The Yeti recently released a full-length, Abominable.
How would you feel if they really did pull Bigfoot out of the woods, cuffed and prodded?
You know that’s how it’d be. We humans would hunt and trap him, demanding his compliance. Forget trying to charm the guy.
We’re frightened of wild things. The untamed. Someone actually choosing to live a life completely apart from society, disagreeing entirely with the accepted common wisdom, gives us the willies.
It’s certainly easier to discount aberrant ideas entirely. An abominable snowman? That has to be, as rap trio The Yeti say at the end of “The Question,” “all a crock of shit.”
Talk about things that go bump in the night: The Yeti, who recently released the full-length Abominable, take the album-of-the-year talent of Trails, with producer The Lin and vocalist Syn the Shaman, and tack on Dray Sr., lending a deep-throated and full-bodied delivery in counterpoint to Shaman’s growling angry. It’s a free-swinging, elbow-throwing, and maybe slightly mysterious combination that’s going to be more than welcome to fans of Trails’ work.
Get it? This, Yeti’s work, is off the trail. In the woods and away from the lights. It’s exactly that untamed — and dark — quality that they have to get right to succeed with tracks this aggressive and presumptive, to say the least. Should you see the Wizard behind this kind of material?
Well, it becomes a farce and falls in on itself.
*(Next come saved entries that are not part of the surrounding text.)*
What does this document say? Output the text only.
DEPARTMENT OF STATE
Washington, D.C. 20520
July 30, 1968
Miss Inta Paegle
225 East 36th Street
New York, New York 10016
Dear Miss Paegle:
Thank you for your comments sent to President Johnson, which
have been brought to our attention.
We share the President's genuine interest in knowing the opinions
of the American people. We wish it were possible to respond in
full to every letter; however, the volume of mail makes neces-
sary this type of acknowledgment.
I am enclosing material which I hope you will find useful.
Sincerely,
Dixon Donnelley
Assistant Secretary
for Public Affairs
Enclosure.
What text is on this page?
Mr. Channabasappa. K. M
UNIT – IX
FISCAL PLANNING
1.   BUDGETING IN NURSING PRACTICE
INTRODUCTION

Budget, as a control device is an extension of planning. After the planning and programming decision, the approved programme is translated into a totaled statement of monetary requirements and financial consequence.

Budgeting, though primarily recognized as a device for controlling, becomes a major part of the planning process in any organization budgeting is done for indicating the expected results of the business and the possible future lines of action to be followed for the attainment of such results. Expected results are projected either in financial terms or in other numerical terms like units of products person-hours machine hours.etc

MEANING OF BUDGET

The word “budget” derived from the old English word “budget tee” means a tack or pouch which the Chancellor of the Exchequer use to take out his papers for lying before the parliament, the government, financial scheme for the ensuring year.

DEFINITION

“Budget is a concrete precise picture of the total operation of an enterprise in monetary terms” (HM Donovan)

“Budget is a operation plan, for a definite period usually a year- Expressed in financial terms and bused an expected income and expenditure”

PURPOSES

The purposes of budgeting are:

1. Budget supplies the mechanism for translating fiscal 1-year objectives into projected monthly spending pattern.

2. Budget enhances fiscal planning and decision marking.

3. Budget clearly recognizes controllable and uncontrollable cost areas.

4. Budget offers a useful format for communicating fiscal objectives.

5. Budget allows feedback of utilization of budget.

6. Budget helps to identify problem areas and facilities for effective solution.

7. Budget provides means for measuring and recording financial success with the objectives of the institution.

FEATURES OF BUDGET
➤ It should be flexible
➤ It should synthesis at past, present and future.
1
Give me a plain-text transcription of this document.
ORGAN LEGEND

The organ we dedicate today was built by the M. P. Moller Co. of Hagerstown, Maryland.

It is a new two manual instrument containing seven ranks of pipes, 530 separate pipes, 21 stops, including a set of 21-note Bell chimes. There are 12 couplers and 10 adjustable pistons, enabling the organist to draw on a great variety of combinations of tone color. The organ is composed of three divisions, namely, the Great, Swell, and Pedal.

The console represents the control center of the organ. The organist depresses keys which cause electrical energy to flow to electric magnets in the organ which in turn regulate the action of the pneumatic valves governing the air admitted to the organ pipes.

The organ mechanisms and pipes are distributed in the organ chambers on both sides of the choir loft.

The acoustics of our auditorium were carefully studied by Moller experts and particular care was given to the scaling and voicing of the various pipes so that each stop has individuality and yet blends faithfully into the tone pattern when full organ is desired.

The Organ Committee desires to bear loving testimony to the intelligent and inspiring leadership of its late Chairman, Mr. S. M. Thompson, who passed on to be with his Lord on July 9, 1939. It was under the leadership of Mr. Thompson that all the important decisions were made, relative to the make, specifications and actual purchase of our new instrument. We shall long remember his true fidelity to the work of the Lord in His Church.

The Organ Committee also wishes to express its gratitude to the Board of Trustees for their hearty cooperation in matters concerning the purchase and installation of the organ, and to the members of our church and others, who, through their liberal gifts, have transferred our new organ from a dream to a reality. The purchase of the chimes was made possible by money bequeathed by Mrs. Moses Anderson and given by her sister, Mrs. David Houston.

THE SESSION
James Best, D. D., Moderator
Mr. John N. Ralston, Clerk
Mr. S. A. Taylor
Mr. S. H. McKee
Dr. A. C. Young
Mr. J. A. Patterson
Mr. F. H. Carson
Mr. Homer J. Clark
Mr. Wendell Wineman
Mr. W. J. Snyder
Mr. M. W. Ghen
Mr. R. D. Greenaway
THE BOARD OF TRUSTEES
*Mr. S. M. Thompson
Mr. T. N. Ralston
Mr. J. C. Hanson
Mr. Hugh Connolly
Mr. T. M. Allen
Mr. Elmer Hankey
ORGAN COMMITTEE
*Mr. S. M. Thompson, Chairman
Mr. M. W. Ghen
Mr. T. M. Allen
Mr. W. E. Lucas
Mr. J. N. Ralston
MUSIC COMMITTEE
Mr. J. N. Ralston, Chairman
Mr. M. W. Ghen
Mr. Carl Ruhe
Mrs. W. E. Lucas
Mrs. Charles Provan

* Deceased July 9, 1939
Do these Mainers have it in them to talk murder? To be lurid and provocative? Or does Dray give us a wink-wink with lines like “And if I wasn’t bustin’ slugs and being a thug, I’d need a hug,” from the quizzical “If I,” over The Lin rocking the MPC to trigger samples with a pop, ahead of the beat.
It’s fair to wonder if all the bombast isn’t really just a suit someone put on to make a grainy movie that might fool a few people. But it’s also fair for Syn the Shaman to retort: “If I gave a fuck, I would show it.”
Which makes the finish of “A Few Footsteps in the Snow,” where Shaman outlines his distaste for most local rappers (this is an important rap-genre trope), ironic: “Yeah it fucking bothers me, so know I’m keeping score.”
As the album incorporates samples from media on abominable snowmen, it becomes ever more clear how Yeti embrace an underdog mentality, setting themselves up as outsiders. Just as the snowman has been driven to the shadows by encroaching society, this kind of turntablism-fueled, hyper-male rap has been ushered out of the mainstream for the time being, as hip hop begins to embrace its middle age.
When Dray in “Sure Footing” talks about hating the local scene and the “cold shoulder” it’s given him, you have to wonder if he’d have it any other way. Being “underground” can be a safe artistic choice: If you don’t get popular, well, you weren’t trying to get popular. So there.
But us-against-the-world can produce great results, too. “Prelude to a Yeti” has some of the most lyrical cutting you’ll hear, like The Lin is speaking with a spitting sneer. Dray crushes some “you” in “FUMH”: “You’re like my fucking appendix/ They said I could live without you.” Syn is expertly and succinctly dismissive in “Murder and Mayhem”: “Fail if you want to/ I’d bail if I was you.”